Infections caused by opportunistic fungal pathogens have reached concerning numbers due to the increase of the immunocrompromised human population and to the development of antifungal resistance. This resistance is often attributed to the action of multidrug efflux pumps, belonging to the ATP-binding cassette (ABC) superfamily and the major facilitator superfamily (MFS). Although many studies have focused on the role of ABC multidrug efflux transporters, little is still known on the part played by the Drug:H(+) Antiporter (DHA) family of the MFS in this context. This review summarizes current knowledge on the role in antifungal drug resistance, mode of action and phylogenetic relations of DHA transporters, from the model yeast S. cerevisiae to pathogenic yeasts and filamentous fungi. Through the compilation of the predicted DHA transporters in the medically relevant Candida albicans, C. glabrata, C. parapsilosis, C. lusitaniae, C. tropicalis, C. guilliermondii, Cryptococcus neoformans, and Aspergillus fumigatus species, the fact that only 5% of the DHA transporters from these organisms have been characterized so far is evidenced. The role of these transporters in antifungal drug resistance and in pathogen-host interaction is described and their clinical relevance discussed. Given the knowledge gathered for these few DHA transporters, the need to carry out a systematic characterization of the DHA multidrug efflux pumps in fungal pathogens, with emphasis on their clinical relevance, is highlighted.

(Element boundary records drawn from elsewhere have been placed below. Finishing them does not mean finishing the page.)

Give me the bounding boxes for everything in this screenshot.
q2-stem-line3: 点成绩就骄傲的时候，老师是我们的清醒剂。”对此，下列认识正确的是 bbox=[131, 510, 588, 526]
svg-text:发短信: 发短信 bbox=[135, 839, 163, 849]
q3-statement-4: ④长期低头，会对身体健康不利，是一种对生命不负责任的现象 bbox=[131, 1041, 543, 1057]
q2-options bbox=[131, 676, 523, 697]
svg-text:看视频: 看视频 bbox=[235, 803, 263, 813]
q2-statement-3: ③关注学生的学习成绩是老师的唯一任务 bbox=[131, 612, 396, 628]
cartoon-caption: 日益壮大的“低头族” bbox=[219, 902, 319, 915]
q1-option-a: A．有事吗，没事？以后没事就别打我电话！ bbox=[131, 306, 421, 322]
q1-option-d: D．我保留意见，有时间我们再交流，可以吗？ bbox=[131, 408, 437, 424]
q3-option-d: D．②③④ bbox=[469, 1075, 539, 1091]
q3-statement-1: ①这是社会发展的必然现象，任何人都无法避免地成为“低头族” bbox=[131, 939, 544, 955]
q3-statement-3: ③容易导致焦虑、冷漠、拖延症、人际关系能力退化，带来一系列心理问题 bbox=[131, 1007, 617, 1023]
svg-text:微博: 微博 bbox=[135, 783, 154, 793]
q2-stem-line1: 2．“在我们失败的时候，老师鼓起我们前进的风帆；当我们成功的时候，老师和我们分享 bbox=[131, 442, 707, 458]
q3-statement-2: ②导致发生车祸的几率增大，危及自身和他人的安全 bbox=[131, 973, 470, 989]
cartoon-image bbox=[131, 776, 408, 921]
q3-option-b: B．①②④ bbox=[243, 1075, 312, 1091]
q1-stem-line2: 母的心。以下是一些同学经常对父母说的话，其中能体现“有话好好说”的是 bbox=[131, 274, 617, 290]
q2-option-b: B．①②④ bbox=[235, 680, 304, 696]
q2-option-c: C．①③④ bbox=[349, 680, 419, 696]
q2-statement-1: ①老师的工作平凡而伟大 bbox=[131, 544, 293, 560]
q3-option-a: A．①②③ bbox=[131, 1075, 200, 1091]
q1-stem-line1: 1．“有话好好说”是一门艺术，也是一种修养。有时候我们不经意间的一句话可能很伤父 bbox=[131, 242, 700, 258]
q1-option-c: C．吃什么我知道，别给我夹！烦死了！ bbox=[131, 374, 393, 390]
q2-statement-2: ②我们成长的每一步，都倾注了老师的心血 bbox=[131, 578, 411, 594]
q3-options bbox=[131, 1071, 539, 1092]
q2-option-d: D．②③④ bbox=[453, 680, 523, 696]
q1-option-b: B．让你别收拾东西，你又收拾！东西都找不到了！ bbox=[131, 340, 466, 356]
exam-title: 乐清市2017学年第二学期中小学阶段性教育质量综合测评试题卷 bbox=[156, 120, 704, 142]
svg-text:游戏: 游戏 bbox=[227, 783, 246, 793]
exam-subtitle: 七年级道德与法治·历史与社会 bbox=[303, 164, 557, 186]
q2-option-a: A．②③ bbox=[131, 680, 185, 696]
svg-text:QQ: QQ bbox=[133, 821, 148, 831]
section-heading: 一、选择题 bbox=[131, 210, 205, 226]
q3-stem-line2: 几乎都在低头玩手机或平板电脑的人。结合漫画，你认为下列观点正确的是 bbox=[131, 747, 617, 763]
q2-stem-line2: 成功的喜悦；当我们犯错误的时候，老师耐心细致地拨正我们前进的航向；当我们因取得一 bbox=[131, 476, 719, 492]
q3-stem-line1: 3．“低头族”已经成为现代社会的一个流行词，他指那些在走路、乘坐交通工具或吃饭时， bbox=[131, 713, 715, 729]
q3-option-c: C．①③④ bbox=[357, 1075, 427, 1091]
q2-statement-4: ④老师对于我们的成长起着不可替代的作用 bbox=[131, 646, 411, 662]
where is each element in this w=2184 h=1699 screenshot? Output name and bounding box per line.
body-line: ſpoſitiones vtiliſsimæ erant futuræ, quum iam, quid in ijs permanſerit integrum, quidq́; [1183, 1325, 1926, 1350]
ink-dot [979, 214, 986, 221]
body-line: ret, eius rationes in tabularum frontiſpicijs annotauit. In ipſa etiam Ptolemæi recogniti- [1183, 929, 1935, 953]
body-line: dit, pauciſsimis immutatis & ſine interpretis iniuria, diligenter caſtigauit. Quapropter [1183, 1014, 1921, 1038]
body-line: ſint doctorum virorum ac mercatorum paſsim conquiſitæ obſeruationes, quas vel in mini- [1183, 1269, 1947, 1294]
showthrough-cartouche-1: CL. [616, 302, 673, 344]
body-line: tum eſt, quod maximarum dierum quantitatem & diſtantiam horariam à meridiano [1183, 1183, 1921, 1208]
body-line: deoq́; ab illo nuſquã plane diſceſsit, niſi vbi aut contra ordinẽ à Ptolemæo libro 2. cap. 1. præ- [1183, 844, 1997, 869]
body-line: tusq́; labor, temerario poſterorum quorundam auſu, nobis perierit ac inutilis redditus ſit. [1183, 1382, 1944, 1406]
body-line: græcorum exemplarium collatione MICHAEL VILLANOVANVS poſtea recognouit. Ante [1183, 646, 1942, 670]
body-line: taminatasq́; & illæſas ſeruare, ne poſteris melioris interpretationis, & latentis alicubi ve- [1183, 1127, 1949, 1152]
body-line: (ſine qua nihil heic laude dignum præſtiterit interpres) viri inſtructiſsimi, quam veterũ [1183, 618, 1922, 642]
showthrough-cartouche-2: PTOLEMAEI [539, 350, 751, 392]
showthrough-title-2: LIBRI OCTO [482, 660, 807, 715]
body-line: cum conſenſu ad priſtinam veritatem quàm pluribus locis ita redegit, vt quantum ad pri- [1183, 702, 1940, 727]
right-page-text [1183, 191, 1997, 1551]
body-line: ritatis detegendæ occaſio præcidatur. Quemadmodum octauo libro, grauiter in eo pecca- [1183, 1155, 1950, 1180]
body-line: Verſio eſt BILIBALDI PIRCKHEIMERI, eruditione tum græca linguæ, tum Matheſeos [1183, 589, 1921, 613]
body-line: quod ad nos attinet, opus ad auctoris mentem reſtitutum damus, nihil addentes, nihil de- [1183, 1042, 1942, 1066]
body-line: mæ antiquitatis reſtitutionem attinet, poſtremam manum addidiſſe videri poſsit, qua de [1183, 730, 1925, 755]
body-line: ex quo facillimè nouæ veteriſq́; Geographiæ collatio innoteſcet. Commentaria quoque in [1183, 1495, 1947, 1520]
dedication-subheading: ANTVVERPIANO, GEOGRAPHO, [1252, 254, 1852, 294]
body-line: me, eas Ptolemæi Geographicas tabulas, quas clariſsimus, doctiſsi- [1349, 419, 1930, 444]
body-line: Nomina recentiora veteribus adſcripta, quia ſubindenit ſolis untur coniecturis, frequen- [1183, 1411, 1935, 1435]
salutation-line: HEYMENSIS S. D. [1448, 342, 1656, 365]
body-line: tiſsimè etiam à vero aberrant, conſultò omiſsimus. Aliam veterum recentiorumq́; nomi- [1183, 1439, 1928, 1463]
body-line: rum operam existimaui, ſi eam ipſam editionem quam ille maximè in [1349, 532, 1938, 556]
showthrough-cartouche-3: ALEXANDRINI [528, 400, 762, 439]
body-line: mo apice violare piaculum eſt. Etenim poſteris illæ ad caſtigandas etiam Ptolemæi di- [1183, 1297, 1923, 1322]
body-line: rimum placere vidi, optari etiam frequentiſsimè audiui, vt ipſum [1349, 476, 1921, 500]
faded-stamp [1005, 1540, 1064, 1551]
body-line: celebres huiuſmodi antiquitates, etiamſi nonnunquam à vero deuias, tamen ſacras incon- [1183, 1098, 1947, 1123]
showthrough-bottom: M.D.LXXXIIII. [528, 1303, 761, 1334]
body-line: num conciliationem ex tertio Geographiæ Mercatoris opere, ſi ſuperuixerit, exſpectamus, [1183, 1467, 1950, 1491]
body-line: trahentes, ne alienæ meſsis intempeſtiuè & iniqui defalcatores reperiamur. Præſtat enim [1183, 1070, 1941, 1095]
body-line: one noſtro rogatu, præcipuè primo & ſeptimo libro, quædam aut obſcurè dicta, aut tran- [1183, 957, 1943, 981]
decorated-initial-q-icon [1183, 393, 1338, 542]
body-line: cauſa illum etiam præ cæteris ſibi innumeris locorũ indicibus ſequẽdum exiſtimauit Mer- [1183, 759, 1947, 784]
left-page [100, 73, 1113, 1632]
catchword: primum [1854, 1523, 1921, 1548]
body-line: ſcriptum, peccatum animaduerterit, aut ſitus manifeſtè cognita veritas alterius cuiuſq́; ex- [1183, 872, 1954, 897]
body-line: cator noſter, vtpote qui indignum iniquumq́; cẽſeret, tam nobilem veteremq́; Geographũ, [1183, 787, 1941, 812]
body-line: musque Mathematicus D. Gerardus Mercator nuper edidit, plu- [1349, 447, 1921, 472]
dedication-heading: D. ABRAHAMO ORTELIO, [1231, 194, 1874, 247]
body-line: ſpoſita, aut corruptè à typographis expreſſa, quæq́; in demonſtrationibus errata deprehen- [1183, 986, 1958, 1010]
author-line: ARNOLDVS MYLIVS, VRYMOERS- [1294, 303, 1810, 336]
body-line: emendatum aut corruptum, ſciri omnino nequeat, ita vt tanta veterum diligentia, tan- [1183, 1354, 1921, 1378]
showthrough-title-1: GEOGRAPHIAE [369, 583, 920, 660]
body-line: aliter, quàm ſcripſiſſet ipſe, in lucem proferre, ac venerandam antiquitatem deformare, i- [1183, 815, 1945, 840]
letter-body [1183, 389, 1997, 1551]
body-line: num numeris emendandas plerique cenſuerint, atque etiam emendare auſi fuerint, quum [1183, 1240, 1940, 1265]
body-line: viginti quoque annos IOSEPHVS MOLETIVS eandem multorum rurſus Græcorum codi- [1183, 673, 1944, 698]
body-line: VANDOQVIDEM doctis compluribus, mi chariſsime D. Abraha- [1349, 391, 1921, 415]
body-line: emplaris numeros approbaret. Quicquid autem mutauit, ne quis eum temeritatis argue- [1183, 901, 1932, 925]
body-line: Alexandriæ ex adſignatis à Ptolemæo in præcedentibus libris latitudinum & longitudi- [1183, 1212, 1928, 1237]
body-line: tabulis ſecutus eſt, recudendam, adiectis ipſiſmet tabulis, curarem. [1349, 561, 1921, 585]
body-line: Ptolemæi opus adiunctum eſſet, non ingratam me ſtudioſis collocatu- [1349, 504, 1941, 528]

Keywords: Candida species; antifungal drug resistance; drug:H+ antiporters; multidrug resistance efflux pumps; pathogenic fungi.

Figure 1

Phylogenetic analysis of DHA1 and DHA2 transporters gathered from the S. cerevisiae S288C reference strain and from eight clinically important fungal species - C. albicans, C. tropicalis, C. parapsilosis, C. guilliermondii, C. lusitaniae, C. glabrata, A. fumigatus and C. neoformans - using the PROTDIST/NEIGHBOR packages of PHYLIP suite, as detailed in (Dias and Sá-Correia, 2013, in press). (A) Radial phylogram showing the amino acid sequence similarity distances between these 197 full-size DHA1 transporters. (B) Circular cladogram showing the corresponding tree topology. The DHA1 proteins are distributed into 20 known phylogenetic clusters, labeled using letters and based on previous cluster annotation (Dias and Sá-Correia, in press), and 8 new phylogenetic clusters (clusters 1–4 and 6–7) comprising only members of the filamentous fungi. (C) Radial phylogram showing the amino acid sequence similarity distances between these 95 full-size DHA2 transporters. (D) Circular cladogram showing the corresponding tree topology. The DHA2 proteins are distributed into 8 known phylogenetic clusters, labeled using letters and based on a previous cluster annotation (Dias and Sá-Correia, 2013), and 11 new phylogenetic clusters (clusters 1–11) comprising only members of the filamentous fungi. The DHA1 and the DHA2 proteins encoded in the genome of S. cerevisiae S288c strain and biochemically characterized MgMfs1 and BcMfs1 DHA2 fungal proteins were used as functional reference and the corresponding names are indicated in the phylogenetic trees. The ARN and GEX proteins (Dias and Sá-Correia, 2013), were not included in this analysis.